The day included a visit to Honey’s brother’s garment making factory where custom-designed clothes are made for the Japanese market. In the evening we went past Jal Mahal (“Water Palace”) on the way to a hilltop lookout over the city.
I have one more day in Bangalore before catching an overnight Tiger Airways flight to Singapore tomorrow night. On Sunday I hope to have a game of cricket with some random local lads in the city backstreets.
I arrived to Jodhpur at 6am this morning on an overnight train from Jaipur. Jaipur train station was alive with people at midnight with dozens sleeping on the ground both inside and outside the station. Men pushed freight around on single axle trolleys and an adjacent train continuously made ear-piercing noises letting off its pressure.
The 2nd class sleeper was comfortable although I was woken up several times by fellow travellers’ alarms. The same alarm repeatedly rang. I’m guessing that the only way to get off at the correct station is to be awake AND alert when the train stops. There is no visual or audible station alert and the outside was not visible from my compartment. I’m glad the other couple in my compartment were also getting off at Jodhpur, otherwise I could have missed the station.
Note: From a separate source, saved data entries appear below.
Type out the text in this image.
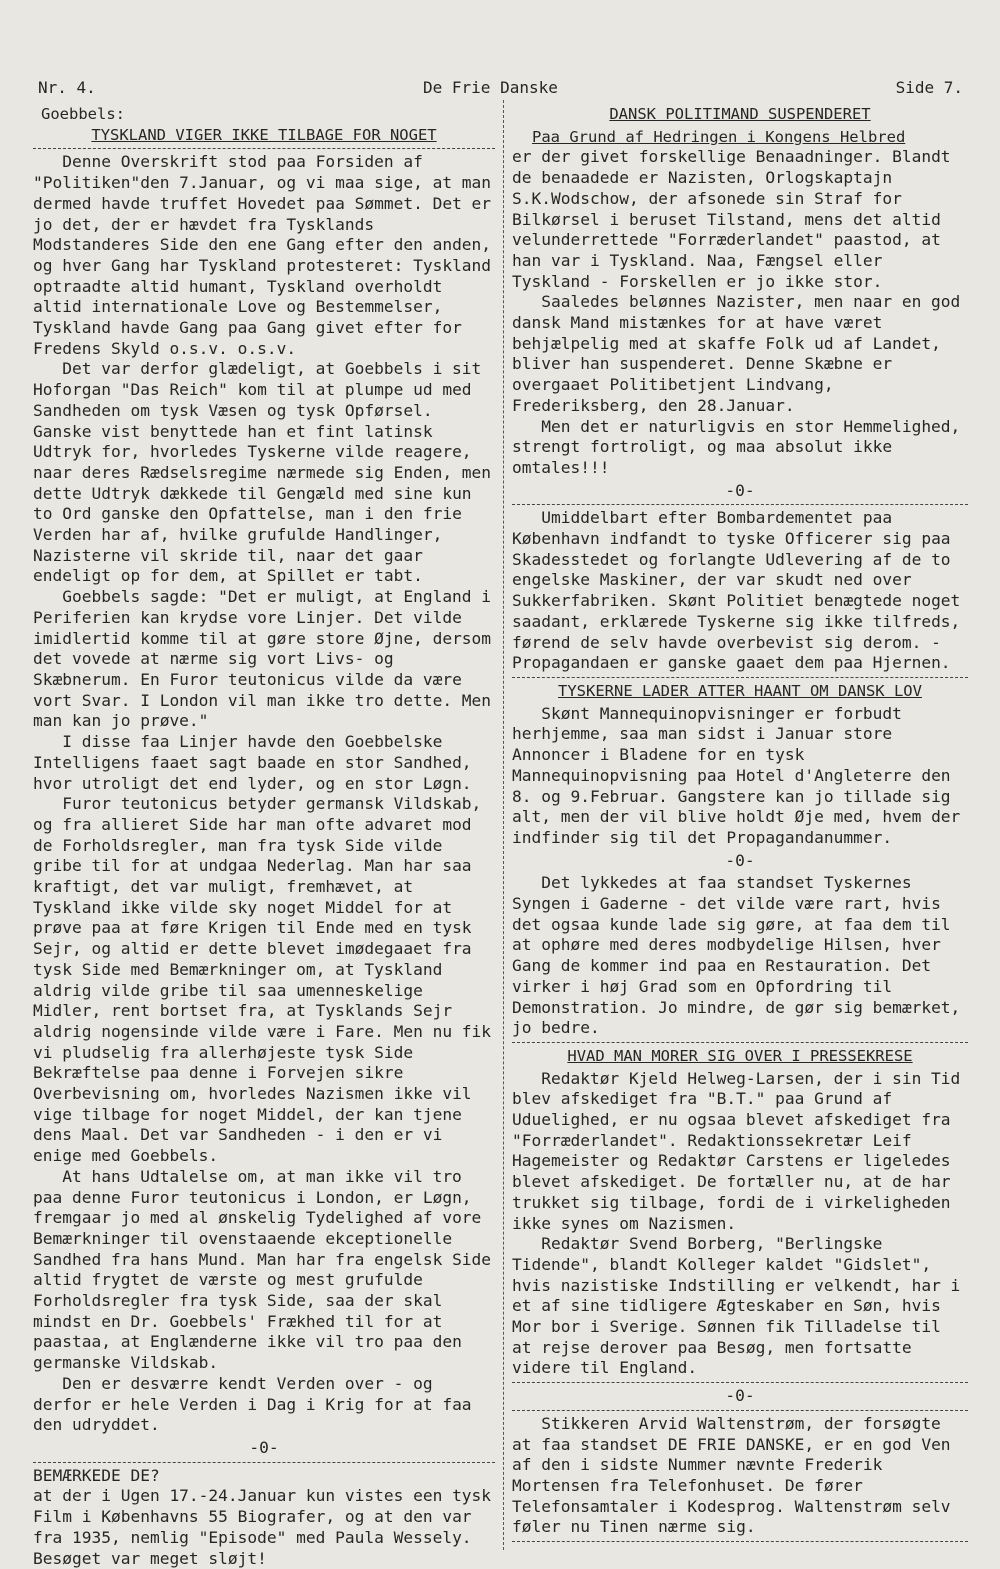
Nr. 4.	De Frie Danske	Side 7.
Goebbels:
TYSKLAND VIGER IKKE TILBAGE FOR NOGET

Denne Overskrift stod paa Forsiden af "Politiken"den 7.Januar, og vi maa sige, at man dermed havde truffet Hovedet paa Sømmet. Det er jo det, der er hævdet fra Tysklands Modstanderes Side den ene Gang efter den anden, og hver Gang har Tyskland protesteret: Tyskland optraadte altid humant, Tyskland overholdt altid internationale Love og Bestemmelser, Tyskland havde Gang paa Gang givet efter for Fredens Skyld o.s.v. o.s.v.

Det var derfor glædeligt, at Goebbels i sit Hoforgan "Das Reich" kom til at plumpe ud med Sandheden om tysk Væsen og tysk Opførsel. Ganske vist benyttede han et fint latinsk Udtryk for, hvorledes Tyskerne vilde reagere, naar deres Rædselsregime nærmede sig Enden, men dette Udtryk dækkede til Gengæld med sine kun to Ord ganske den Opfattelse, man i den frie Verden har af, hvilke grufulde Handlinger, Nazisterne vil skride til, naar det gaar endeligt op for dem, at Spillet er tabt.

Goebbels sagde: "Det er muligt, at England i Periferien kan krydse vore Linjer. Det vilde imidlertid komme til at gøre store Øjne, dersom det vovede at nærme sig vort Livs- og Skæbnerum. En Furor teutonicus vilde da være vort Svar. I London vil man ikke tro dette. Men man kan jo prøve."

I disse faa Linjer havde den Goebbelske Intelligens faaet sagt baade en stor Sandhed, hvor utroligt det end lyder, og en stor Løgn.

Furor teutonicus betyder germansk Vildskab, og fra allieret Side har man ofte advaret mod de Forholdsregler, man fra tysk Side vilde gribe til for at undgaa Nederlag. Man har saa kraftigt, det var muligt, fremhævet, at Tyskland ikke vilde sky noget Middel for at prøve paa at føre Krigen til Ende med en tysk Sejr, og altid er dette blevet imødegaaet fra tysk Side med Bemærkninger om, at Tyskland aldrig vilde gribe til saa umenneskelige Midler, rent bortset fra, at Tysklands Sejr aldrig nogensinde vilde være i Fare. Men nu fik vi pludselig fra allerhøjeste tysk Side Bekræftelse paa denne i Forvejen sikre Overbevisning om, hvorledes Nazismen ikke vil vige tilbage for noget Middel, der kan tjene dens Maal. Det var Sandheden - i den er vi enige med Goebbels.

At hans Udtalelse om, at man ikke vil tro paa denne Furor teutonicus i London, er Løgn, fremgaar jo med al ønskelig Tydelighed af vore Bemærkninger til ovenstaaende ekceptionelle Sandhed fra hans Mund. Man har fra engelsk Side altid frygtet de værste og mest grufulde Forholdsregler fra tysk Side, saa der skal mindst en Dr. Goebbels' Frækhed til for at paastaa, at Englænderne ikke vil tro paa den germanske Vildskab.

Den er desværre kendt Verden over - og derfor er hele Verden i Dag i Krig for at faa den udryddet.

-0-

BEMÆRKEDE DE?

at der i Ugen 17.-24.Januar kun vistes een tysk Film i Københavns 55 Biografer, og at den var fra 1935, nemlig "Episode" med Paula Wessely. Besøget var meget sløjt!

DANSK POLITIMAND SUSPENDERET
Paa Grund af Hedringen i Kongens Helbred

er der givet forskellige Benaadninger. Blandt de benaadede er Nazisten, Orlogskaptajn S.K.Wodschow, der afsonede sin Straf for Bilkørsel i beruset Tilstand, mens det altid velunderrettede "Forræderlandet" paastod, at han var i Tyskland. Naa, Fængsel eller Tyskland - Forskellen er jo ikke stor.

Saaledes belønnes Nazister, men naar en god dansk Mand mistænkes for at have været behjælpelig med at skaffe Folk ud af Landet, bliver han suspenderet. Denne Skæbne er overgaaet Politibetjent Lindvang, Frederiksberg, den 28.Januar.

Men det er naturligvis en stor Hemmelighed, strengt fortroligt, og maa absolut ikke omtales!!!

-0-

Umiddelbart efter Bombardementet paa København indfandt to tyske Officerer sig paa Skadesstedet og forlangte Udlevering af de to engelske Maskiner, der var skudt ned over Sukkerfabriken. Skønt Politiet benægtede noget saadant, erklærede Tyskerne sig ikke tilfreds, førend de selv havde overbevist sig derom. - Propagandaen er ganske gaaet dem paa Hjernen.

TYSKERNE LADER ATTER HAANT OM DANSK LOV

Skønt Mannequinopvisninger er forbudt herhjemme, saa man sidst i Januar store Annoncer i Bladene for en tysk Mannequinopvisning paa Hotel d'Angleterre den 8. og 9.Februar. Gangstere kan jo tillade sig alt, men der vil blive holdt Øje med, hvem der indfinder sig til det Propagandanummer.

-0-

Det lykkedes at faa standset Tyskernes Syngen i Gaderne - det vilde være rart, hvis det ogsaa kunde lade sig gøre, at faa dem til at ophøre med deres modbydelige Hilsen, hver Gang de kommer ind paa en Restauration. Det virker i høj Grad som en Opfordring til Demonstration. Jo mindre, de gør sig bemærket, jo bedre.

HVAD MAN MORER SIG OVER I PRESSEKRESE

Redaktør Kjeld Helweg-Larsen, der i sin Tid blev afskediget fra "B.T." paa Grund af Uduelighed, er nu ogsaa blevet afskediget fra "Forræderlandet". Redaktionssekretær Leif Hagemeister og Redaktør Carstens er ligeledes blevet afskediget. De fortæller nu, at de har trukket sig tilbage, fordi de i virkeligheden ikke synes om Nazismen.

Redaktør Svend Borberg, "Berlingske Tidende", blandt Kolleger kaldet "Gidslet", hvis nazistiske Indstilling er velkendt, har i et af sine tidligere Ægteskaber en Søn, hvis Mor bor i Sverige. Sønnen fik Tilladelse til at rejse derover paa Besøg, men fortsatte videre til England.

-0-

Stikkeren Arvid Waltenstrøm, der forsøgte at faa standset DE FRIE DANSKE, er en god Ven af den i sidste Nummer nævnte Frederik Mortensen fra Telefonhuset. De fører Telefonsamtaler i Kodesprog. Waltenstrøm selv føler nu Tinen nærme sig.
As Dragos didn’t want an overnight train journey I came to Jodhpur myself. Upon arrival I wandered the streets for more than an hour. Stallholders and shopkeepers were setting up market, students going to school and people cleaning their street frontage. The usual cows and dogs provided further company.
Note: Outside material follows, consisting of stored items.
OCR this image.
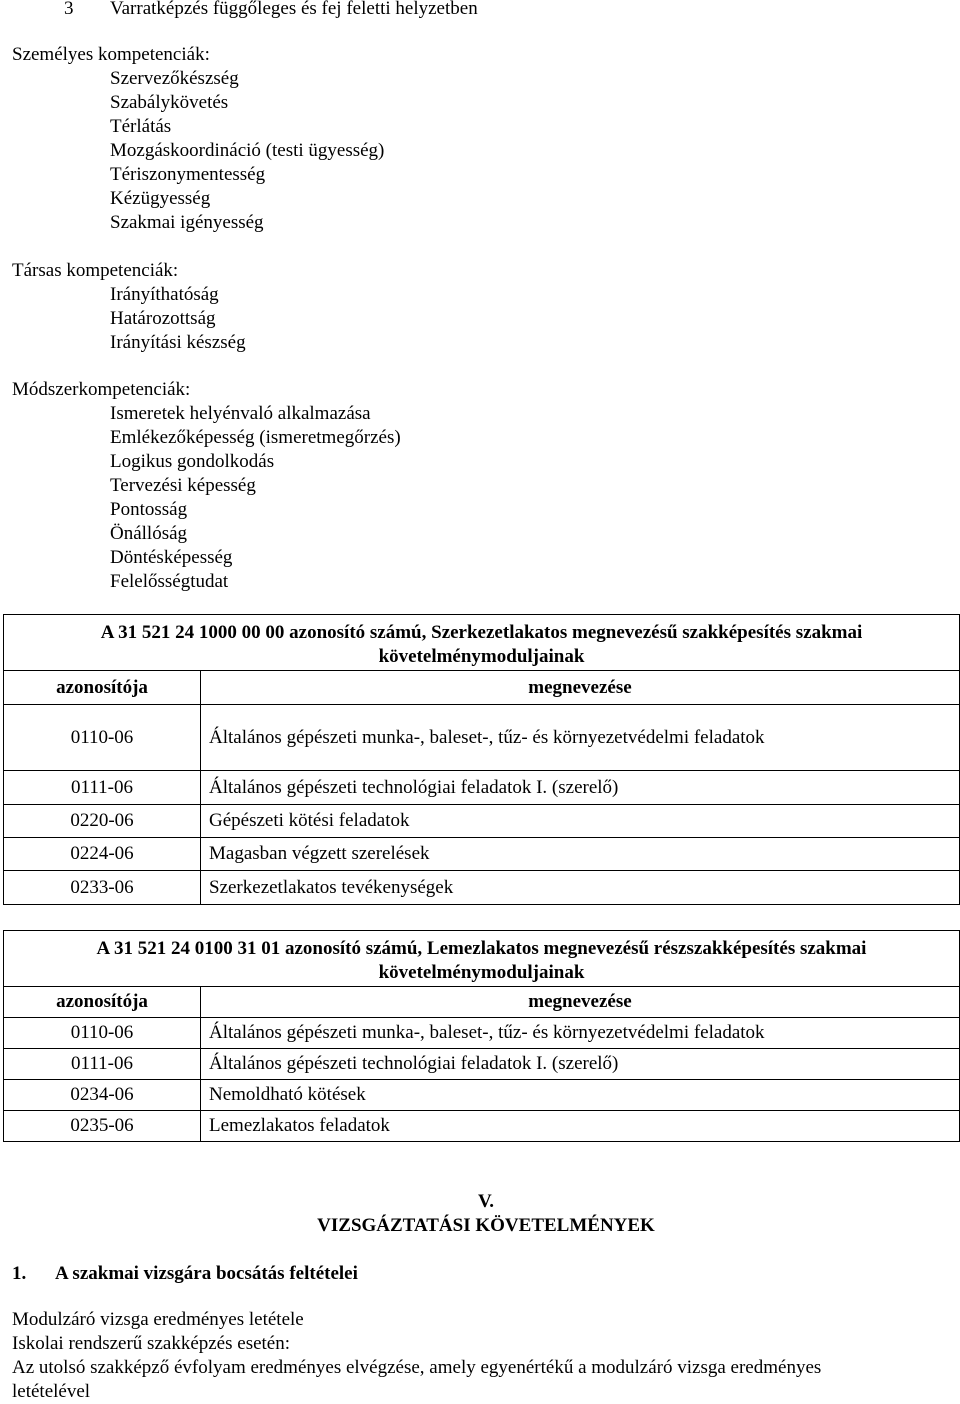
3 Varratképzés függőleges és fej feletti helyzetben
Személyes kompetenciák:
Szervezőkészség
Szabálykövetés
Térlátás
Mozgáskoordináció (testi ügyesség)
Tériszonymentesség
Kézügyesség
Szakmai igényesség
Társas kompetenciák:
Irányíthatóság
Határozottság
Irányítási készség
Módszerkompetenciák:
Ismeretek helyénvaló alkalmazása
Emlékezőképesség (ismeretmegőrzés)
Logikus gondolkodás
Tervezési képesség
Pontosság
Önállóság
Döntésképesség
Felelősségtudat
A 31 521 24 1000 00 00 azonosító számú, Szerkezetlakatos megnevezésű szakképesítés szakmai követelménymoduljainak	
azonosítója	megnevezése
0110-06	Általános gépészeti munka-, baleset-, tűz- és környezetvédelmi feladatok
0111-06	Általános gépészeti technológiai feladatok I. (szerelő)
0220-06	Gépészeti kötési feladatok
0224-06	Magasban végzett szerelések
0233-06	Szerkezetlakatos tevékenységek
A 31 521 24 0100 31 01 azonosító számú, Lemezlakatos megnevezésű részszakképesítés szakmai követelménymoduljainak	
azonosítója	megnevezése
0110-06	Általános gépészeti munka-, baleset-, tűz- és környezetvédelmi feladatok
0111-06	Általános gépészeti technológiai feladatok I. (szerelő)
0234-06	Nemoldható kötések
0235-06	Lemezlakatos feladatok
V.
VIZSGÁZTATÁSI KÖVETELMÉNYEK
1. A szakmai vizsgára bocsátás feltételei
Modulzáró vizsga eredményes letétele
Iskolai rendszerű szakképzés esetén:
Az utolsó szakképző évfolyam eredményes elvégzése, amely egyenértékű a modulzáró vizsga eredményes
letételével
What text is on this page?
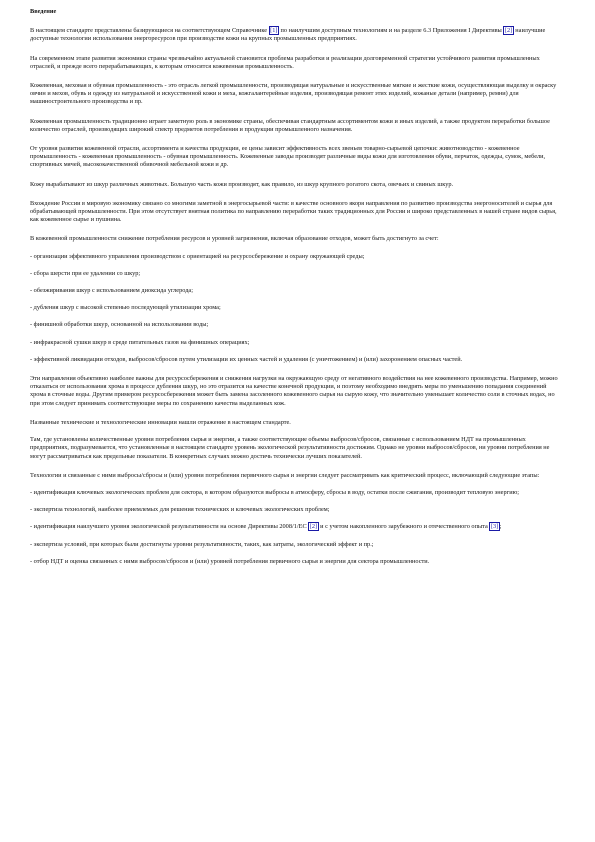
Введение

В настоящем стандарте представлены базирующиеся на соответствующем Справочнике [1] по наилучшим доступным технологиям и на разделе 6.3 Приложения I Директивы [2] наилучшие доступные технологии использования энергоресурсов при производстве кожи на крупных промышленных предприятиях.

На современном этапе развития экономики страны чрезвычайно актуальной становится проблема разработки и реализации долговременной стратегии устойчивого развития промышленных отраслей, и прежде всего перерабатывающих, к которым относится кожевенная промышленность.

Кожевенная, меховая и обувная промышленность - это отрасль легкой промышленности, производящая натуральные и искусственные мягкие и жесткие кожи, осуществляющая выделку и окраску овчин и мехов, обувь и одежду из натуральной и искусственной кожи и меха, кожгалантерейные изделия, производящая ремонт этих изделий, кожаные детали (например, ремни) для машиностроительного производства и пр.

Кожевенная промышленность традиционно играет заметную роль в экономике страны, обеспечивая стандартным ассортиментом кожи и иных изделий, а также продуктом переработки большое количество отраслей, производящих широкий спектр предметов потребления и продукции промышленного назначения.

От уровня развития кожевенной отрасли, ассортимента и качества продукции, ее цены зависит эффективность всех звеньев товарно-сырьевой цепочки: животноводство - кожевенное промышленность - кожевенная промышленность - обувная промышленность. Кожевенные заводы производят различные виды кожи для изготовления обуви, перчаток, одежды, сумок, мебели, спортивных мячей, высококачественной обивочной мебельной кожи и др.

Кожу вырабатывают из шкур различных животных. Большую часть кожи производят, как правило, из шкур крупного рогатого скота, овечьих и свиных шкур.

Вхождение России в мировую экономику связано со многими заметной в энергосырьевой части: в качестве основного якоря направления по развитию производства энергоносителей и сырья для обрабатывающей промышленности. При этом отсутствует внятная политика по направлению переработки таких традиционных для России и широко представленных в нашей стране видов сырья, как кожевенное сырье и пушнина.

В кожевенной промышленности снижение потребления ресурсов и уровней загрязнения, включая образование отходов, может быть достигнуто за счет:

- организации эффективного управления производством с ориентацией на ресурсосбережение и охрану окружающей среды;

- сбора шерсти при ее удалении со шкур;

- обезжиривания шкур с использованием диоксида углерода;

- дубления шкур с высокой степенью последующей утилизации хрома;

- финишной обработки шкур, основанной на использовании воды;

- инфракрасной сушки шкур в среде питательных газов на финишных операциях;

- эффективной ликвидации отходов, выбросов/сбросов путем утилизации их ценных частей и удаления (с уничтожением) и (или) захоронением опасных частей.

Эти направления объективно наиболее важны для ресурсосбережения и снижения нагрузки на окружающую среду от негативного воздействия на нее кожевенного производства. Например, можно отказаться от использования хрома в процессе дубления шкур, но это отразится на качестве конечной продукции, и поэтому необходимо внедрять меры по уменьшению попадания соединений хрома в сточные воды. Другим примером ресурсосбережения может быть замена засоленного кожевенного сырья на сырую кожу, что значительно уменьшает количество соли в сточных водах, но при этом следует принимать соответствующие меры по сохранению качества выделанных кож.

Названные технические и технологические инновации нашли отражение в настоящем стандарте.

Там, где установлены количественные уровни потребления сырья и энергии, а также соответствующие объемы выбросов/сбросов, связанные с использованием НДТ на промышленных предприятиях, подразумевается, что установленные в настоящем стандарте уровень экологической результативности достижим. Однако не уровни выбросов/сбросов, ни уровни потребления не могут рассматриваться как предельные показатели. В конкретных случаях можно достичь технически лучших показателей.

Технологии и связанные с ними выбросы/сбросы и (или) уровни потребления первичного сырья и энергии следует рассматривать как критический процесс, включающий следующие этапы:

- идентификация ключевых экологических проблем для сектора, в котором образуются выбросы в атмосферу, сбросы в воду, остатки после сжигания, производит тепловую энергию;

- экспертиза технологий, наиболее приемлемых для решения технических и ключевых экологических проблем;

- идентификация наилучшего уровня экологической результативности на основе Директивы 2008/1/ЕС [2] и с учетом накопленного зарубежного и отечественного опыта [3] ;

- экспертиза условий, при которых были достигнуты уровни результативности, таких, как затраты, экологический эффект и пр.;

- отбор НДТ и оценка связанных с ними выбросов/сбросов и (или) уровней потребления первичного сырья и энергии для сектора промышленности.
Many of old Jodhpur’s buildings are coloured blue from which the place gets its “Blue City” nickname. From the old town I walked up to Merangarh Fort. The foreigner entry price of 300 rupees included a self-guided audio tour. The spoken word descriptions gave life to this large and historic complex and the exhibitions it contained within. The miniature paintings, elephant seats, weaponry, lavish rooms and elaborate courtyards wonderfully illustrated how wealthy the Maharajahs were.
I’m about to go to Umaid Bhawan Palace before catching the train back to Jaipur this evening.
Jaipur is the main city in India’s desert state of Rajasthan. Along with the usual Indian sights and sounds there are also camels, dust and amazingly vibrant ladies’ saris. I swear some of the saris are so bright they seem fluorescent.
From Agra, Dragos and I took a 99th class bus that required push-starting and was structurally severely unsound. Honey, a former AIESEC trainee from Adana met us in Jaipur and lined up a hotel near his place. Last night we drank and ate in the train restaurant of a 5* hotel.
Today I had a shave and haircut at the local barber (Rs. 250 or about AU$6 for 2x haircuts, 2x washes and 1x shave). We spent this afternoon at Bapu Bazaar, haggling with the stall keepers in order to buy clothes and souvenirs.
Jaipur is more conservative and poorer than Bangalore with less signs in English and more in Hindi.
In the next few days I hope to take a train to Jodhpur, Rajasthan’s second city. I’m not too fussed about the destination but look forward to seeing the countryside on my first Indian train journey.